Les attaques sont moins nombreuses en 2023 dans le département mais la période reste toujours stressante pour les éleveurs sur le terrain.

Présidée par la directrice de cabinet du préfet du Tarn, Corinne Quebre, le comité départemental loup s’est tenu le jeudi 16 novembre à Albi, en présence des représentants de la profession agricole et de l’OFB notamment. L’occasion de faire un point sur la présence du loup dans le département. En 2023, 15 constats ont été faits sur la zone de présence permanente (ZPP, au moins un loup sédentarisé pendant au moins deux hivers consécutifs). Dans le Tarn, il y a trois ZPP non meute (sans reproduction). Depuis le 1er novembre, 63 indices dont 30 classés “loup retenu” ont été relevés, surtout grâce aux pièges photo et essentiellement dans la Montagne Noire. Parmi les nouvelles communes touchées, on compte Barre, Brassac et Pont de l’Arn. Au 13 novembre, 13 attaques ont été enregistrées, contre 46 en 2022. ”Il y en a moins sur un an mais la population est bien toujours présente. On le voit passer. La situation reste tendue sur le terrain”, souligne, Cédric Vaute, membre du bureau de la Chambre d’agriculture du Tarn, qui participait à la réunion. Durant cette dernière, il a également été rappelé qu’en cas d’attaque, il y a un numéro unique à appeler : 05 81 27 52 84. Un agent DDT répondra et mandatera l’OFB pour aller constater dans un délai maximum de 48h.

Un aspect psychologique à prendre en compte

Il a également été rappelé que des aides à la protection sont délivrées par l’État, en fonction des zonages des communes. Concernant ces derniers pour 2024, Brassac et le Bez intégreraient le cercle 1 (zone où ont été constaté plusieurs fois des attaques) et Moulin Mage et Barre rentreraient dans le cercle 2 aux côtés de 29 autres communes. Jérôme Redoules, président de la FDO du Tarn, a ensuite insisté sur le côté psychologique en cas d’attaque, qui est à prendre en compte, en lien avec la MSA. Il souhaite également continuer les travaux avec les autres départements, en organisant peut être des réunions communes. Cédric Carme, éleveur sur la commune de Saint-Amans-Soult, a lui aussi insisté sur l’aspect psychologique.
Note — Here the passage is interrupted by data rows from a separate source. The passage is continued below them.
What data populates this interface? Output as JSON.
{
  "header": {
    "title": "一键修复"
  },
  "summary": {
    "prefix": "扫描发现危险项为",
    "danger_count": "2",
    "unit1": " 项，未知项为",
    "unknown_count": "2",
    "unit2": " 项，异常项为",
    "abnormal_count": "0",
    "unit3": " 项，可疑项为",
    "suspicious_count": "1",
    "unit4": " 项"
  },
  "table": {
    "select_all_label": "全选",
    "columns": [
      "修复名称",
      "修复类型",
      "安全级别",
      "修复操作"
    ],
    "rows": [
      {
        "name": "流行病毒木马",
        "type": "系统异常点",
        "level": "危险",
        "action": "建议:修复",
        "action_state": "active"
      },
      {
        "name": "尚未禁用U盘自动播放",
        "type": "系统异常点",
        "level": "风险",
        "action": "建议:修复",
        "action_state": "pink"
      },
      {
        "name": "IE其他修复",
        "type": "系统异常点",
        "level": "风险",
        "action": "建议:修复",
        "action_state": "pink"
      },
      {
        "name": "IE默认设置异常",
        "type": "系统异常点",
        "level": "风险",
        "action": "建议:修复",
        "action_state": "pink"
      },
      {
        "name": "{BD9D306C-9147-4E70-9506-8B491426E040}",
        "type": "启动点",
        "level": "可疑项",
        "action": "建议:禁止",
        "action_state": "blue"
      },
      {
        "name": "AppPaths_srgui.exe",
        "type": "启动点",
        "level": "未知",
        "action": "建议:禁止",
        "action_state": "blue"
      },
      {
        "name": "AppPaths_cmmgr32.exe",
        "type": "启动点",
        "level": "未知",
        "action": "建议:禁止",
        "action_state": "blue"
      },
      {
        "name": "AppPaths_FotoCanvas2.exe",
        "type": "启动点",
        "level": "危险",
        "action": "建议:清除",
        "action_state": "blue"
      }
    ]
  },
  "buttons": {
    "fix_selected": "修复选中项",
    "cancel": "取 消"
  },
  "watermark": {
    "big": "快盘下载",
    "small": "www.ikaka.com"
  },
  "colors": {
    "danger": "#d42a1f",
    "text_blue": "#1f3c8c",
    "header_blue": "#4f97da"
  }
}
Deux ans après son attaque, il a indiqué que cela perturbait encore son quotidien (stress, voir les voisins arrêter, heures supplémentaires pour se protéger). À la suite des témoignages, la DDT a précisé qu’il serait important de proposer systématiquement aux éleveurs victimes d’être mis en relation avec la MSA ou Comité d’agriculteurs fragilisés. “La préfecture a toujours une oreille attentive sur ce problème, et ça continue avec le nouveau préfet. Le point positif aussi, c’est que désormais l’État fera une distinction entre dégâts sur bovins et dégâts sur ovins, chose qui n’était pas faite avant, et c’était quelque chose que l’on demandait. Le loup attaque au cou pour les ovins et aux cuisses pour les bovins et quand il n’y avait pas de morsure au cou, on écartait de suite la piste du loup”, précise Cédric Vaute.